Azure Services for Lambda Architecture
There are many different Microsoft Azure services that can be used for various components of a Lambda Architecture. Microsoft Azure actually offers multiple options to choose for each of the Lambda Architecture components. This multitude of options offers the flexibility to design the correct Lambda Architecture your solution requires.

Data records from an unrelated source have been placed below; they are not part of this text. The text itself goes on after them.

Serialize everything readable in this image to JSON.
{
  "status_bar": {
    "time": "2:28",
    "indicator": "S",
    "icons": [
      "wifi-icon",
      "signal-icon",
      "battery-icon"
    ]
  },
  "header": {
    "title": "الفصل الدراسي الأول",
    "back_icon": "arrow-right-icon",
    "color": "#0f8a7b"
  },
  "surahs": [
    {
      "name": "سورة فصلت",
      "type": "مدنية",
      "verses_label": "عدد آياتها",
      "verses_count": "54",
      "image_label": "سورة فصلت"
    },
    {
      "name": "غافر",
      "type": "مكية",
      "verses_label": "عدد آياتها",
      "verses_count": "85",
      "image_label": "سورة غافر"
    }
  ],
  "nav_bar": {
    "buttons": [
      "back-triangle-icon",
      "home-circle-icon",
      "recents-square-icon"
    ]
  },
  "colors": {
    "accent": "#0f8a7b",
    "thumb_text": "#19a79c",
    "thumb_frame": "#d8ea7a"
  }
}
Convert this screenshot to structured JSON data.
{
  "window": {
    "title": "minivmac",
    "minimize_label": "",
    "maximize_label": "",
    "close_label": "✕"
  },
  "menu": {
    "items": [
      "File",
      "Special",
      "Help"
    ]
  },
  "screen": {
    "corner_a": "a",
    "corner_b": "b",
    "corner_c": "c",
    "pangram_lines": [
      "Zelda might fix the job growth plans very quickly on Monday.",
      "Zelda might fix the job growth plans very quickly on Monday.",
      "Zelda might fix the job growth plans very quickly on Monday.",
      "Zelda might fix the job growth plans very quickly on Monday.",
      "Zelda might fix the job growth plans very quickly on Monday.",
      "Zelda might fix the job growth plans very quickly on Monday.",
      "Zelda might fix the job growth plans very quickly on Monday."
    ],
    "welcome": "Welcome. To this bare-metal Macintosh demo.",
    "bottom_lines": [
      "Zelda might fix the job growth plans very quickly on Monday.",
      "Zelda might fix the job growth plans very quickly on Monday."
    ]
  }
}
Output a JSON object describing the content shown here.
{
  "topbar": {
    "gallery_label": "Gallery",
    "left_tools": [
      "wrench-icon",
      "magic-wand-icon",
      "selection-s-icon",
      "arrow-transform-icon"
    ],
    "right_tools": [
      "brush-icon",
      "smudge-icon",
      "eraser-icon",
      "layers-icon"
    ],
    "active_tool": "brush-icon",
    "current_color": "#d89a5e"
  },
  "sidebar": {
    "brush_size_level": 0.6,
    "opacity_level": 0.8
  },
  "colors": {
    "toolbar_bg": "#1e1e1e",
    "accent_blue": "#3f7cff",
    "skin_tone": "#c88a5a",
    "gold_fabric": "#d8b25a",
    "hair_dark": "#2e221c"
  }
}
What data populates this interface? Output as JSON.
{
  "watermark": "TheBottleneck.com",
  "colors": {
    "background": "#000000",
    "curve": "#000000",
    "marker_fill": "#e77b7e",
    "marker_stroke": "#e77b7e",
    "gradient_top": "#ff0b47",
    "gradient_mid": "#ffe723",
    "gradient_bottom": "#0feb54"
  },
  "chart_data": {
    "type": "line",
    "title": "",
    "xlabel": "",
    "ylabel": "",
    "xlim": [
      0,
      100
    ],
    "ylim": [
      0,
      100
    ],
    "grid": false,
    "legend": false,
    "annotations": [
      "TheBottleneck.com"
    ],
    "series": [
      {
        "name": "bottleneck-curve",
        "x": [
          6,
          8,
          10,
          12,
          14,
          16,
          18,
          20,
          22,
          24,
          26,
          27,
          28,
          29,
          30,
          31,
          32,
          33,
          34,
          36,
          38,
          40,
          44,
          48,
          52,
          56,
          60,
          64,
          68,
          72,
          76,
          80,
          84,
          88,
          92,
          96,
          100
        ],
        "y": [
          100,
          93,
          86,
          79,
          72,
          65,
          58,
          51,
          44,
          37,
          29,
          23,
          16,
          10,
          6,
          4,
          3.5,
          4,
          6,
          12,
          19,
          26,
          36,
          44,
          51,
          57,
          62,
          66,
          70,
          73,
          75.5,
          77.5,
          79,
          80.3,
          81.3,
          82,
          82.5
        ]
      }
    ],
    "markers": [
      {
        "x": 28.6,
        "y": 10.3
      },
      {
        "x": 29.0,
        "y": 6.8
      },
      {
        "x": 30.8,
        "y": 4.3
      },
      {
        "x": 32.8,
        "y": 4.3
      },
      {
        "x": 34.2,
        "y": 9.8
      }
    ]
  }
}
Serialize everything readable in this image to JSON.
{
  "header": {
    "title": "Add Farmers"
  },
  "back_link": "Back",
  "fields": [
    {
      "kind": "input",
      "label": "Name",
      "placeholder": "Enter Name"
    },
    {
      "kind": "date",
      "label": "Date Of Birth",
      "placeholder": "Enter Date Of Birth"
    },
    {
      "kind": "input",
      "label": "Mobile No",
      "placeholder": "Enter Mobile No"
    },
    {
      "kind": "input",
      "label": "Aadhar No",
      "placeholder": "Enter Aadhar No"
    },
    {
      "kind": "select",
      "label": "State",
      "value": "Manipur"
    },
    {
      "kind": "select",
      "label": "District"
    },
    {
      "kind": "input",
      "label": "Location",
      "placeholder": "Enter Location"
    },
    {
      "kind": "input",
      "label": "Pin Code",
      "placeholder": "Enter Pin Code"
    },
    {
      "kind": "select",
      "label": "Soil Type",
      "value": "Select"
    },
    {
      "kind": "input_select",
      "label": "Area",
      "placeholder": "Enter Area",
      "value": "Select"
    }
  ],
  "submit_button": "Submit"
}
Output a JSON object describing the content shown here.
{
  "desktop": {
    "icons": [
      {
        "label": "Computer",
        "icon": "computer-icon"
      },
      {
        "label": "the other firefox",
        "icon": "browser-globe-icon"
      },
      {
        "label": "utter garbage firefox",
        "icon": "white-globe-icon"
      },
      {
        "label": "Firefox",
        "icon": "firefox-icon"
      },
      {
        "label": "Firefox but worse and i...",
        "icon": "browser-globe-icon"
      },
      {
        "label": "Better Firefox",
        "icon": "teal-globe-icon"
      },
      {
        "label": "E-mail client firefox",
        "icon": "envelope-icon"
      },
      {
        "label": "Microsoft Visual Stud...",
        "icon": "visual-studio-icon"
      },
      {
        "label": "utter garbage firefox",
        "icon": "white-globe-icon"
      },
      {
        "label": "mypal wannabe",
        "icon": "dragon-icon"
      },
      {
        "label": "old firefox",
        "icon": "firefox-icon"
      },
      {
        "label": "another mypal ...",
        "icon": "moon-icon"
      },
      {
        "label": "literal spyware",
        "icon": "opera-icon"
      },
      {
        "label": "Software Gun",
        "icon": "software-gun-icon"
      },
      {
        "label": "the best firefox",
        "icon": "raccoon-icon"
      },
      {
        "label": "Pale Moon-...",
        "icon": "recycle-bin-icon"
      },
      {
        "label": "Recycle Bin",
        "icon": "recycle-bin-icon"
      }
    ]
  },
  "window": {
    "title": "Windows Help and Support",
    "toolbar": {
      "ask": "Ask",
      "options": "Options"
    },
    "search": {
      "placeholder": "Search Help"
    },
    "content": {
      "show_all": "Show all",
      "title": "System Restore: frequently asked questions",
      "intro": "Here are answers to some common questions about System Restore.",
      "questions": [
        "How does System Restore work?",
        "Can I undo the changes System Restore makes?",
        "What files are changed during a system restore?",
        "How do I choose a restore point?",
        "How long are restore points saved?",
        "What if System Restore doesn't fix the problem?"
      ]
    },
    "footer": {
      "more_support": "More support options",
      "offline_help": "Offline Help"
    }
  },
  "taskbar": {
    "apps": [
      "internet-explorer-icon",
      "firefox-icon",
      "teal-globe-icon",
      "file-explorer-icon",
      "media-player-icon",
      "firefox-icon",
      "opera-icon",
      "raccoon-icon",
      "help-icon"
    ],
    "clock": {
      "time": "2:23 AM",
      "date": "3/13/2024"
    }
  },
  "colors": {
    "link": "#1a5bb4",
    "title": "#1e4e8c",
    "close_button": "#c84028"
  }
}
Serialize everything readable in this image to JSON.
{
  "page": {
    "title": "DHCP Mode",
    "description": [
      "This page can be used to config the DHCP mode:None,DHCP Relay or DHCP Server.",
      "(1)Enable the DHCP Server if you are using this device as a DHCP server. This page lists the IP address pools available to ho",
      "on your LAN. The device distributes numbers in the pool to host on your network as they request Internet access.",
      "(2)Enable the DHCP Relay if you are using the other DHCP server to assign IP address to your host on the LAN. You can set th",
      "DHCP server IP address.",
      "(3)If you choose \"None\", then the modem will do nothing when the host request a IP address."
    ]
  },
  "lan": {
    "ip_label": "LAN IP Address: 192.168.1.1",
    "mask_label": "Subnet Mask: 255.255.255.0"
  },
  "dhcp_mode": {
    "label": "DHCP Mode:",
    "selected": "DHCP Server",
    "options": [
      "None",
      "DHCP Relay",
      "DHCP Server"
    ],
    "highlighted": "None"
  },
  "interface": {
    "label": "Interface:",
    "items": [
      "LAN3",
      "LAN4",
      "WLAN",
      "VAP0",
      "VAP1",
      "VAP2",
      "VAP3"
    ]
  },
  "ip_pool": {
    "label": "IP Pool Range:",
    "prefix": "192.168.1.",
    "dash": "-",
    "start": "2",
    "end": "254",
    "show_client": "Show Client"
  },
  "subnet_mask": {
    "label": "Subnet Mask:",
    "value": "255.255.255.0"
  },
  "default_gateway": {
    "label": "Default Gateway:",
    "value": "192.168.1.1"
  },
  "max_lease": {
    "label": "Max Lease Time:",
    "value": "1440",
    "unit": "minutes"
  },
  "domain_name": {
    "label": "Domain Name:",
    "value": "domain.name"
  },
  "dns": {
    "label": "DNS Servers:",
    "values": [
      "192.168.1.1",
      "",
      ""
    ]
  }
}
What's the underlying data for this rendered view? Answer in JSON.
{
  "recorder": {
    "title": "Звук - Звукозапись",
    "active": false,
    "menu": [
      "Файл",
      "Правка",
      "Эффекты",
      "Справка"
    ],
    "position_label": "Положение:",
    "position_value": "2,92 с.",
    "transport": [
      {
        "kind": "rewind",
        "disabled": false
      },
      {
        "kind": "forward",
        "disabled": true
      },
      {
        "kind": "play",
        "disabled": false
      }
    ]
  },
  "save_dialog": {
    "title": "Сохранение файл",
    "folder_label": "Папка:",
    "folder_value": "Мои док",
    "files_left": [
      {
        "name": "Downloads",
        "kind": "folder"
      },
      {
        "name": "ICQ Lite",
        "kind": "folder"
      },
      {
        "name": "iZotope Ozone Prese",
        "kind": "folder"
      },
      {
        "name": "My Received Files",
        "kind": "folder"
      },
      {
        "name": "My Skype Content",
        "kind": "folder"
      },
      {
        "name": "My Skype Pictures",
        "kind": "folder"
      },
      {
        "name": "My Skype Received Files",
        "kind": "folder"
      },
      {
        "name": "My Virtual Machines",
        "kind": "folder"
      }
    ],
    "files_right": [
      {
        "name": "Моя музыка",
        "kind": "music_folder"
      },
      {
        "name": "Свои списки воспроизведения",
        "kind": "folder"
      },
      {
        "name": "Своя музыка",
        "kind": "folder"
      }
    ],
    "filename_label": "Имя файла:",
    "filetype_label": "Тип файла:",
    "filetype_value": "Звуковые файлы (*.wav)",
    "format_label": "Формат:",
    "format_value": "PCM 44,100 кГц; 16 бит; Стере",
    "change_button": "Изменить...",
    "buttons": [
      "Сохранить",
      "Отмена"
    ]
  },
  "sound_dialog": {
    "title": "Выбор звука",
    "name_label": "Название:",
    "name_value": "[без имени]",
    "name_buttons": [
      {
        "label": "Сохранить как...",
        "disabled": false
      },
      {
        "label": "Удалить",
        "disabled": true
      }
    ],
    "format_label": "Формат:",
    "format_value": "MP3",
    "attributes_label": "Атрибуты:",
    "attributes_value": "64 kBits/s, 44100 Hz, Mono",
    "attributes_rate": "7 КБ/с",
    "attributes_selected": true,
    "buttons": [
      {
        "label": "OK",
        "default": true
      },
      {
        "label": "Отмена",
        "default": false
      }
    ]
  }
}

For the Broker component that provides the ingestion point of events / messages into the Lambda Architecture, these are a few options for different levels of scalability and features within Microsoft Azure:
- Highly Scalable Ingestion Services
- Azure Event Hub
- Azure IoT Hub
- Enterprise Messaging Services
- Azure Service Bus (Queues / Topics)
For the Stream Processor component that does some intermediate processing of the data stream(s) and then directs data out to the different data paths, Microsoft Azure has a couple options available; each with different features:
- Azure Stream Analytics
- Azure HDInsight Spark Streaming
For the Action component(s) that provides the compute for real-time processing of data on the Hot data path, Microsoft Azure has many options. Here are a few options available to choose from:
- Azure Functions
- Azure Logic Apps
- PaaS (Platform-as-a-Service)
- Azure App Service WebJobs
- IaaS (Infrastructure-as-a-Service)
- Custom code running on a Virtual Machine
For the Storage component(s) that provide storage and batch processing capabilities, Microsoft Azure has many options. Here are a few options available to choose from:
- Azure SQL Database
- Azure Cosmos DB
- Azure Data Lake
- Azure Service Bus
- Batch Processing
- Microsoft Power BI
If you’re looking to use a Lambda Architecture for building an Internet of Things (IoT) solution, then the Broker of choice should certainly be Azure IoT Hub. Then from there, you have a few options to choose from for the other components of the architecture. If you stick with highly scalable and serverless services for a more modern architecture, then Azure Stream Analytics, Azure Functions, and Cosmos DB will likely be great choices. Here’s a diagram that shows some of these options with the IoT and Serverless options highlighted:
There are obviously MANY more services and applications that can be run in Microsoft Azure to meet the needs of the various components of a Lambda Architecture. The services and options listed above should give you some ideas of what options to research more for building your own solutions using the Lambda Architecture design pattern.